As we got closer to Tyburn, so the crowds began to swell and thicken. By the time we reached the foot of the hill they were five or six deep on either side of us. Now the guards had to earn their money, pushing and prodding with their long pikes to keep the road free. I found myself scanning the throng, seeking familiar faces, people that I knew. Not a fruitful way to pass the time, I knew; yet I could not help it. Quite suddenly the prospect of death felt real. It was at this time that Joyce’s companions had lost their composure, so I recalled Dowling relating. The drink was all drunk, and it was time for repose. Roger North watched me carefully for sign of panic, I knew. He himself remained composed, though the veins on his face now looked very green against his marble-white skin.
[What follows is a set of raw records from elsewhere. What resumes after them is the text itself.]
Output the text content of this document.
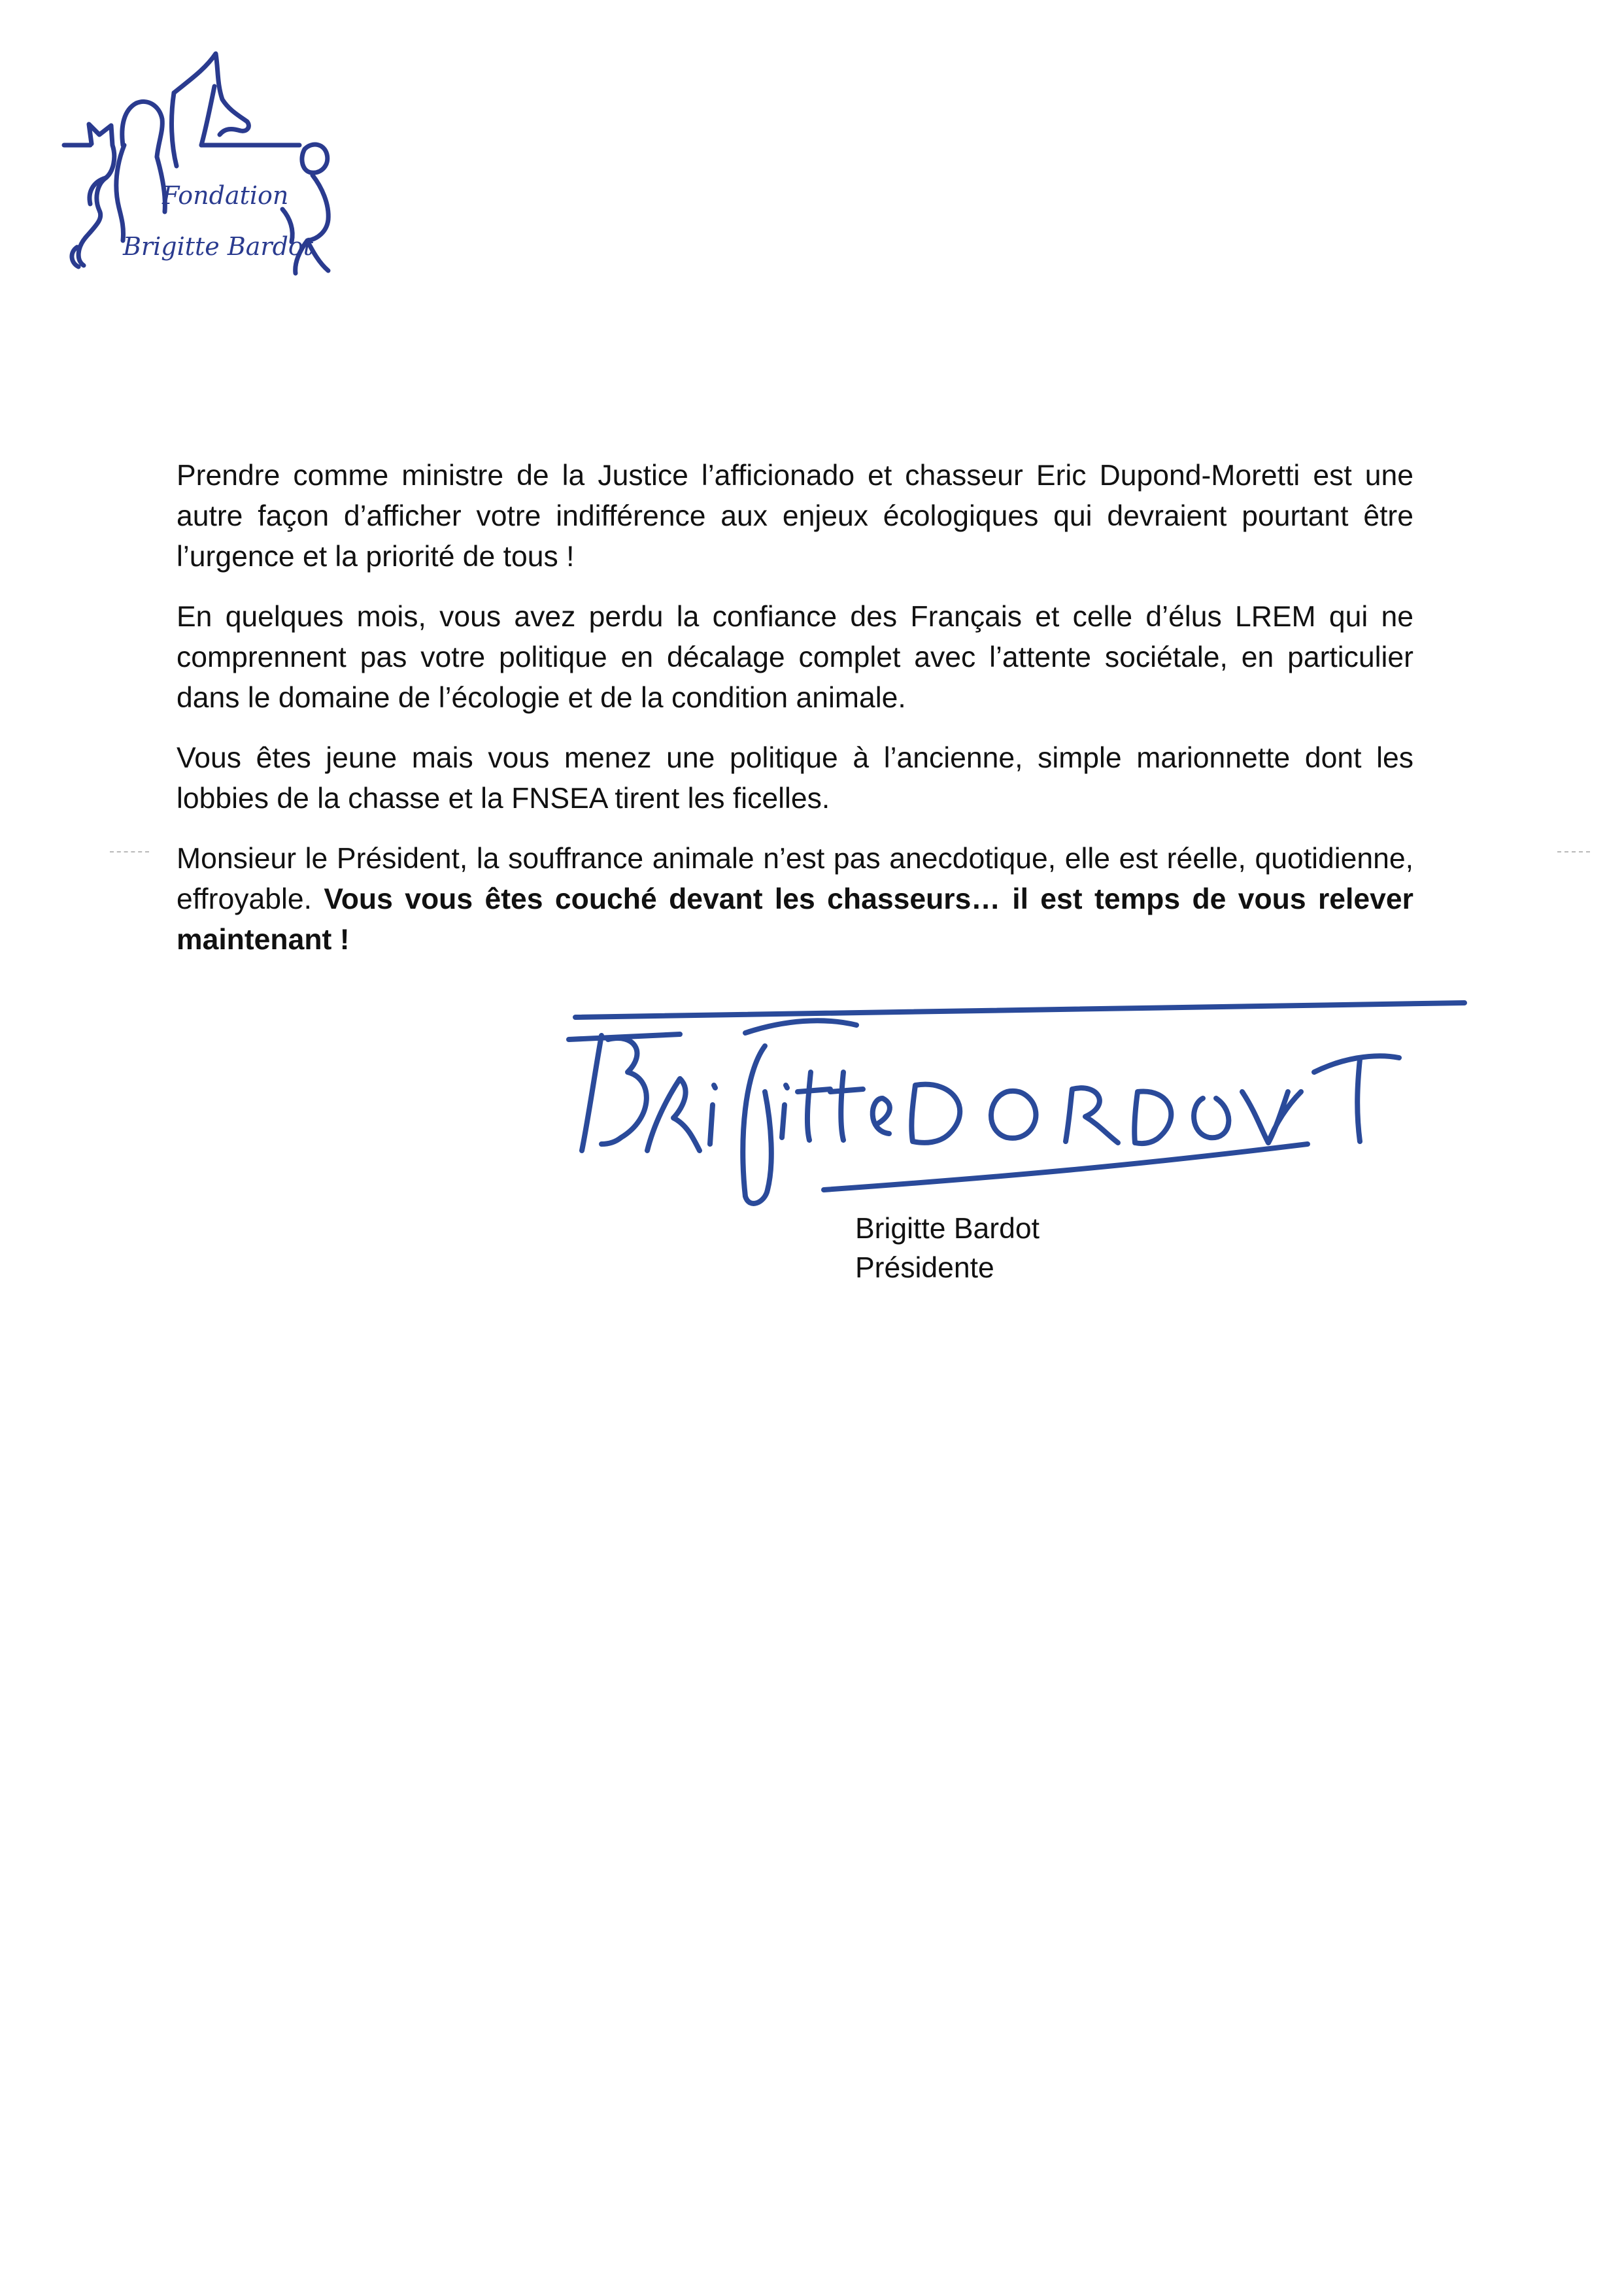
Fondation
Brigitte Bardot

Prendre comme ministre de la Justice l’afficionado et chasseur Eric Dupond-Moretti est une autre façon d’afficher votre indifférence aux enjeux écologiques qui devraient pourtant être l’urgence et la priorité de tous !

En quelques mois, vous avez perdu la confiance des Français et celle d’élus LREM qui ne comprennent pas votre politique en décalage complet avec l’attente sociétale, en particulier dans le domaine de l’écologie et de la condition animale.

Vous êtes jeune mais vous menez une politique à l’ancienne, simple marionnette dont les lobbies de la chasse et la FNSEA tirent les ficelles.

Monsieur le Président, la souffrance animale n’est pas anecdotique, elle est réelle, quotidienne, effroyable. Vous vous êtes couché devant les chasseurs… il est temps de vous relever maintenant !

Brigitte Bardot
Présidente
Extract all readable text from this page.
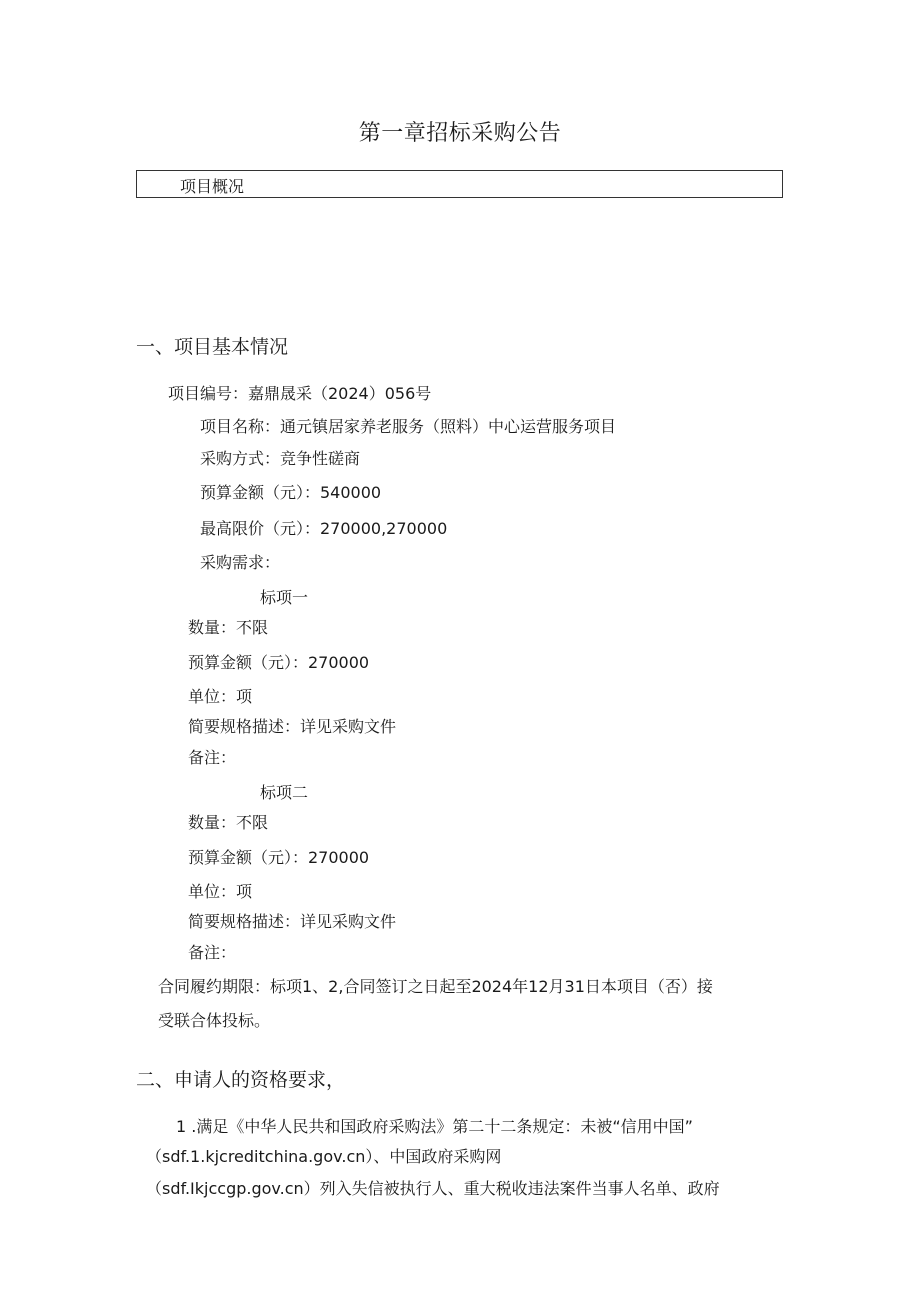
第一章招标采购公告
项目概况
一、项目基本情况
项目编号：嘉鼎晟采（2024）056号
项目名称：通元镇居家养老服务（照料）中心运营服务项目
采购方式：竞争性磋商
预算金额（元）：540000
最高限价（元）：270000,270000
采购需求：
标项一
数量：不限
预算金额（元）：270000
单位：项
简要规格描述：详见采购文件
备注：
标项二
数量：不限
预算金额（元）：270000
单位：项
简要规格描述：详见采购文件
备注：
合同履约期限：标项1、2,合同签订之日起至2024年12月31日本项目（否）接
受联合体投标。
二、申请人的资格要求，
1 .满足《中华人民共和国政府采购法》第二十二条规定：未被“信用中国”
（sdf.1.kjcreditchina.gov.cn）、中国政府采购网
（sdf.Ikjccgp.gov.cn）列入失信被执行人、重大税收违法案件当事人名单、政府
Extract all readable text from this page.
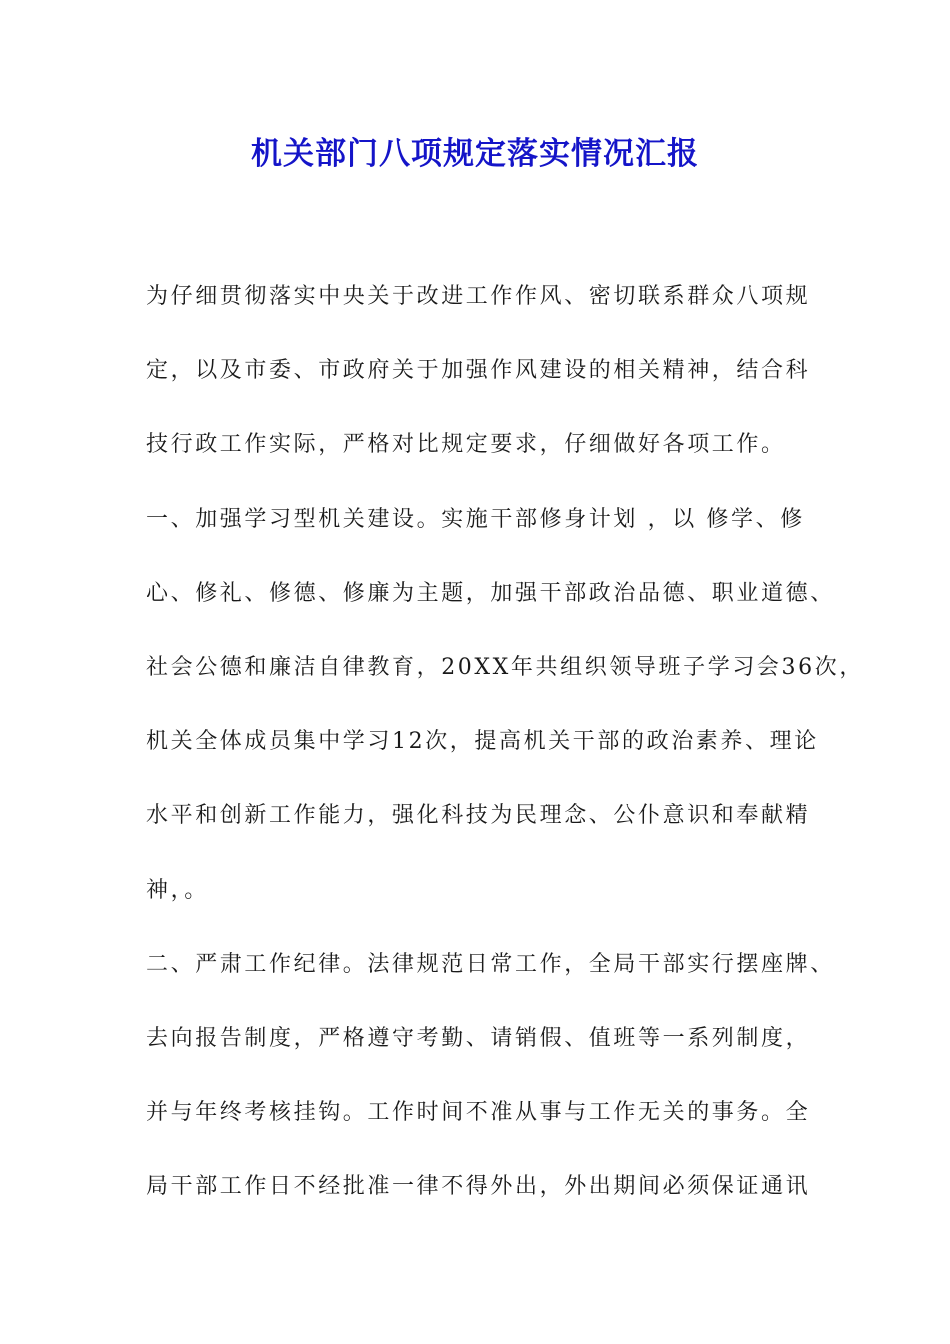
机关部门八项规定落实情况汇报
为仔细贯彻落实中央关于改进工作作风、密切联系群众八项规
定，以及市委、市政府关于加强作风建设的相关精神，结合科
技行政工作实际，严格对比规定要求，仔细做好各项工作。
一、加强学习型机关建设。实施干部修身计划 ，以 修学、修
心、修礼、修德、修廉为主题，加强干部政治品德、职业道德、
社会公德和廉洁自律教育，20XX年共组织领导班子学习会36次，
机关全体成员集中学习12次，提高机关干部的政治素养、理论
水平和创新工作能力，强化科技为民理念、公仆意识和奉献精
神，。
二、严肃工作纪律。法律规范日常工作，全局干部实行摆座牌、
去向报告制度，严格遵守考勤、请销假、值班等一系列制度，
并与年终考核挂钩。工作时间不准从事与工作无关的事务。全
局干部工作日不经批准一律不得外出，外出期间必须保证通讯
At the scaffold the crowds were thick, swarming and buzzing. Galleries had been erected on either side and not a seat was to be had. I looked around for just one familiar face but saw none. Ugly faces, drunk and lairy. I ducked to avoid an orange. North was hit on the back of the head by a hard, young apple. He gritted his teeth and looked angry. All the faces I looked into were bleary and hard, impatient for the show to begin. No respect for death, I felt, and it was my death — surely it deserved some respect? I felt more like a player on the stage than a man about to reconcile himself with the Lord, unhappily aware of an expectation to perform — or be damned.